Dear Yoga Friends,
This month, my partner Ed and I got to visit Boston for a weekend. We both enjoyed walking The Freedom Trail, visiting important historic sites commemorating the American Revolution. At top is the Bunker Hill Monument. Though the Colonists lost this battle with the British, ultimately they won the Revolutionary War and their freedom from oppression. Thus, failure ultimately led to success.
The classic yoga text, The Bhagavad Gita, reminds us that we "have control over our actions, but not over their fruits." It suggests that we "live not for the fruits of action, nor attach ourselves to inaction." It advises, "perform actions having abandoned attachment and remain balanced in success and failure."
Had the colonists just given up after losing this battle, we might not be here today, enjoying the many freedoms we as Americans have, which we are reminded of annually on commemorative days such as Memorial Day.
The bottom line is, we can't really cross the finish line and experience victory unless we endure -- indeed, embrace! -- a lot of failure.
For any great venture to ultimately succeed, the founders have to be willing to embrace the discomfort of failure over and over again. For us who practice yoga and meditation in hopes of becoming further Enlightened, we have to know from the get-go that we will fail often.

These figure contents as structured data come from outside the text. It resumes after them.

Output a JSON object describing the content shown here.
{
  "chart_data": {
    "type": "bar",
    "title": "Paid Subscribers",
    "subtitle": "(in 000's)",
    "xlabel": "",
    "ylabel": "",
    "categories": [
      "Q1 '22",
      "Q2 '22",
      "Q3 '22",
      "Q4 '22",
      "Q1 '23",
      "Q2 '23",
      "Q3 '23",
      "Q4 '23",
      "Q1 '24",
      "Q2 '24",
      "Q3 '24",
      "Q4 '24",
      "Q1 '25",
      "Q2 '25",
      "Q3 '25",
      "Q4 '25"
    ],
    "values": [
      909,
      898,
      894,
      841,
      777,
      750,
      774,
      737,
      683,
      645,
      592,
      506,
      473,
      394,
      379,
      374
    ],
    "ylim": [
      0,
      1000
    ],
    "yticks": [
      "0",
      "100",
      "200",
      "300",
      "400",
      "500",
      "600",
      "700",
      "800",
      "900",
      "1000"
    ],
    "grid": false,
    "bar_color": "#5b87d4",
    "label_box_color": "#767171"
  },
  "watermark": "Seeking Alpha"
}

According to this blog by Wharton Professor, Adam Grant, famous entrepreneurs Elon Musk (Tesla Founder), Larry Page (Google Founder), and Jack Dorsey (Twitter co-founder), "all felt the same fear of failure that the rest of us do. They just responded to it differently [than most people]. Yes, they are afraid of failing but they're even more afraid of failing to try."
Lao Tzu, to whom the classic Chinese text the Tao Te Ching is attributed, writes in Chapter 64, "People usually fail when they are on the verge of success. So give as much care to the end as to the beginning, then there will be no failure." The lesson: you might be just one failure away from success. Another translation of these lines states, "Therefore the Master takes actions by letting things take their course. He remains as calm at the end as at the beginning." The practice: remain calm during failure.

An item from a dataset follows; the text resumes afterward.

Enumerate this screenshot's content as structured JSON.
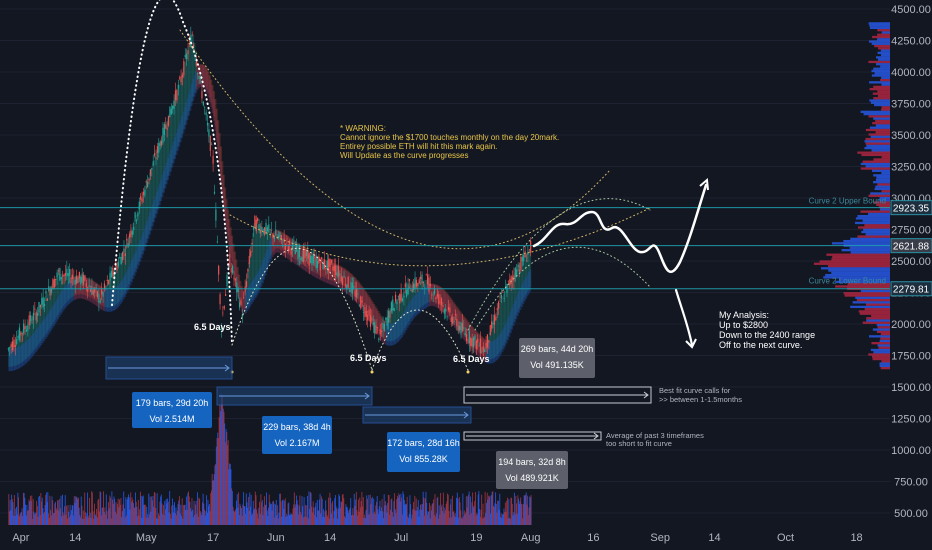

In yoga asana practice, we try over and over again to go deeper into postures. Sometimes we try too hard; other times we don't try hard enough. That's ok, at least we are trying! The trick is to breathe deeply and stay calm through it all.
I take all these pieces of wisdom to heart, as they have guided me in my efforts to engage in things that move my heart. Why did I move to NYC in the mid-80s to become an actor, dancer, singer when the odds were stacked against me? Because I couldn't risk not trying. Why have I spent countless hours and given much effort over these last 5 years to furthering the mission of Keoni Movement Arts, the nonprofit I started? Adam Grant said of the entrepreneurs he interviewed that "they weren't afraid of failing, but of failing to matter. And that meant they had to make an effort, to take a shot at bringing their new ideas into the world." I have felt the same way.

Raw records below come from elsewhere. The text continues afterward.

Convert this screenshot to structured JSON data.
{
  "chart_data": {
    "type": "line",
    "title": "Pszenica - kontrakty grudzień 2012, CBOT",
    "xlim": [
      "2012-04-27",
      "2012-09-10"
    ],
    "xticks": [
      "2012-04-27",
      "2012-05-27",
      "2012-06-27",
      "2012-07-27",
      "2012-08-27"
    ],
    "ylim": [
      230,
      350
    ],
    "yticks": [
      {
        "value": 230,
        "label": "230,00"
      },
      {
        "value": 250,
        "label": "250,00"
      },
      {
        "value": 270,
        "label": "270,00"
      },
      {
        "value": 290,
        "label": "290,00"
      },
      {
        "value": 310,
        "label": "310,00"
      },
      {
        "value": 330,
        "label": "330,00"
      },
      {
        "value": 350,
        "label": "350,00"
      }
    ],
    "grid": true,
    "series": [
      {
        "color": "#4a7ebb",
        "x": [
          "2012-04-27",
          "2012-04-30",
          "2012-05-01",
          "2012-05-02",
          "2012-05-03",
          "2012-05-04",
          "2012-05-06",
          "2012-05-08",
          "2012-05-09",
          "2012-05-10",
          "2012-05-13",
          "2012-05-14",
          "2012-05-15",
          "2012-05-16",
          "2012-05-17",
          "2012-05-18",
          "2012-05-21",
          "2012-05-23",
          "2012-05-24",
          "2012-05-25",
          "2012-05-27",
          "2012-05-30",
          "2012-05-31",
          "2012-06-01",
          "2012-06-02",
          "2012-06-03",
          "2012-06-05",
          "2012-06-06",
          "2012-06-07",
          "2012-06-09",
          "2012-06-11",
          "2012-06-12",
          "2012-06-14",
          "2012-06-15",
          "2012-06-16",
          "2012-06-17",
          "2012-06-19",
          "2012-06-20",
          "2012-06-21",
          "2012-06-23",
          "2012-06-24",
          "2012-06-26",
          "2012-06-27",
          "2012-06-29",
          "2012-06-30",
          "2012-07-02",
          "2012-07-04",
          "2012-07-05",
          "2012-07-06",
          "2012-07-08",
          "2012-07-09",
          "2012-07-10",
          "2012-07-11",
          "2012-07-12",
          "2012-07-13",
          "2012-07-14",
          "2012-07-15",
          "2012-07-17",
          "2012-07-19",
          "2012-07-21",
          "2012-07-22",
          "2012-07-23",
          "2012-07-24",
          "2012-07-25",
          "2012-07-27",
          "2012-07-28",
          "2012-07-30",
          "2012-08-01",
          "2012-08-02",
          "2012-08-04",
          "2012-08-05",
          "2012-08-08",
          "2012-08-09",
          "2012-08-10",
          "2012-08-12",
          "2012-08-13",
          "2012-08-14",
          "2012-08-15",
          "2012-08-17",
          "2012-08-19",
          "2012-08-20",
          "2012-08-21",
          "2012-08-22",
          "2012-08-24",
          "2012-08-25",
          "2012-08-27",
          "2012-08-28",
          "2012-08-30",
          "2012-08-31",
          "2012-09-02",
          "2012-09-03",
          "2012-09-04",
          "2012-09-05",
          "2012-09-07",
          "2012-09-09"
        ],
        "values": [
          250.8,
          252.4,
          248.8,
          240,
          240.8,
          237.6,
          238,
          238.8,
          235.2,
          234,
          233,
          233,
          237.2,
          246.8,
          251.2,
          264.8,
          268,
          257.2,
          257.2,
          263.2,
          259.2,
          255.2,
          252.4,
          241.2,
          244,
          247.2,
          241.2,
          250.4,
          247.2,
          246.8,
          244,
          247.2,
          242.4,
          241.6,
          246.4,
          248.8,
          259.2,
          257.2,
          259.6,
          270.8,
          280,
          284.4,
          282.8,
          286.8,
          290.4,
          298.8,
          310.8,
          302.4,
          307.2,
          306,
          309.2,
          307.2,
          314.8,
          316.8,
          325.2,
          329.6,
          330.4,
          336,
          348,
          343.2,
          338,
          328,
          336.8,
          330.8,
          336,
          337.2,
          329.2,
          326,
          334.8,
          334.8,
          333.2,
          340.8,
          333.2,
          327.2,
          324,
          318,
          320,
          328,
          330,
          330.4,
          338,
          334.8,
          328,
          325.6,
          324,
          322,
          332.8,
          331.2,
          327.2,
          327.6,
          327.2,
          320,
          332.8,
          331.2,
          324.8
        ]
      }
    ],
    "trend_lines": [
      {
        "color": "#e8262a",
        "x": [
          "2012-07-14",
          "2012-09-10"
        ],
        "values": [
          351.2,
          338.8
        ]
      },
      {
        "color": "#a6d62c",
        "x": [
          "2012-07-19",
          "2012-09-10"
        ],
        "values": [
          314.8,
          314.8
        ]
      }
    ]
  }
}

During my earlier career as an actor, dancer, singer and more recently as the leader of a movement arts program, I have made many mistakes and failed on numerous occasions. But I am heartened by something I heard John Hennessy, the out-going President of Stanford University, say at a recent alumni event. By all accounts he has has transformed the school in his 16 years of leadership. When asked how he assembled such a great team around him, he said, "I've learned to make mistakes and change course quickly."
Hearing this encourages me to make even more mistakes in order to learn what not to do the next time. And as I get better and better at changing courses quicker and quicker, my confidence in my ability to do so -- and ultimately succeed -- also grows.
I turned 57 this past month of May and the great thing about seeing life from this vantage point of having failed and made mistakes many times in my life already is that things I am doing now are actually getting to be more and more fun. I am enjoying teaching more than I ever have, and when I am able to return to acting, I know that I will enjoy that even more than before.
Winston Churchill said, "success comes from meeting each challenge, working through each failure, yet still continuing to take each action with great enthusiasm!"
The Bhagavad Gita says that "balance of mind is called yoga."
I wish for you much enthusiasm as you work through each failure, and I hope your mind can be balanced and calm through each miscalculation.
Here's to Success ... through Failure! Here's to ... Joy!
With Aloha and Metta,
P.S. Please remember those who have served in all wars to give us freedoms that we can enjoy so much almost to the point of us easily forgetting that we even have them.